Dive was issued as the B-side to Nirvana’s second single, Sliver , then as part of Sub Pop’s 1991 compilation The Grunge Years , and finally as the opening track to their 1992 rarities collection, Incesticide . It was one of his first successes when it came to fusing the strength of heavy metal with pop and cryptic lyrics. “Pick me, pick me,” he pleads with him, before changing his mind and saying, “Hit me, hit me, yeah I’m a very good hater.”

Think about it: if you had to go on stage to sing any song and give it your all for three minutes, which would you choose? We bet on this rabid version of the punk band Wipers that you may never have heard if you haven’t dived among the band’s rarities. Hit the link below and don’t be fooled by the slow start: you’re going to freak out.
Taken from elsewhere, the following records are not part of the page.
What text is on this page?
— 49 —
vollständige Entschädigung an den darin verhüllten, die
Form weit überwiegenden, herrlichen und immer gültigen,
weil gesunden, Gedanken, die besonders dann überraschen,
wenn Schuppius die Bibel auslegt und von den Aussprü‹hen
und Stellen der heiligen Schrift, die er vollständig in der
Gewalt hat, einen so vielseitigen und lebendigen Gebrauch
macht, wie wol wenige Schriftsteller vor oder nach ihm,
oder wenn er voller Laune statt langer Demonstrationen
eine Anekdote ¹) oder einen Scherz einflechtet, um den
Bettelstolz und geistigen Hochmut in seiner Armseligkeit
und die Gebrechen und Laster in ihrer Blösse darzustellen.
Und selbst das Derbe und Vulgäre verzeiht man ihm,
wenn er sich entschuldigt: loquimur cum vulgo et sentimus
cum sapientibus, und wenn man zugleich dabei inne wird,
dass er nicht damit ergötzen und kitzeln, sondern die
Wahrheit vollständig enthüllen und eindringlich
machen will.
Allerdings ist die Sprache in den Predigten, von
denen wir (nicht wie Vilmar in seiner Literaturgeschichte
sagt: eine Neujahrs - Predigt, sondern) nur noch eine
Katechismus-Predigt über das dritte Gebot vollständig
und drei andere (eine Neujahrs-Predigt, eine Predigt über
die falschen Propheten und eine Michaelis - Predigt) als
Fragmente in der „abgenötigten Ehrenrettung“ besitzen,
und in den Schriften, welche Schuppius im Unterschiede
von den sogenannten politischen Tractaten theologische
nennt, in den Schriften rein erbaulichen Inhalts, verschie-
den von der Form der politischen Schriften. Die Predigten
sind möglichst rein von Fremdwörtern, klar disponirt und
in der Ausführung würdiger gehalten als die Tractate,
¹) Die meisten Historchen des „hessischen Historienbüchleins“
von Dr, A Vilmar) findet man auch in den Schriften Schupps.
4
The Man Who Sold the World (1993)

In 1971 David Bowie wrote The Man Who Sold The World and included it on an album of the same name. According to Kurt’s diaries, that was his favorite album of all by the English singer, so it was only fitting that he gave us a wonderful acoustic version on MTV Unplugged . Are Bowie and Cobain playing in heaven together? If you are one of those who believe in such things, why not?

With its punchy title, Rape Me makes a starring appearance in one of the third season episodes of Succession . The interpretation of her has been discussed since some see in her a response to Polly , and others a reflection of the singer on the weight of fame. If anything, it remains one of the boldest moments in music history.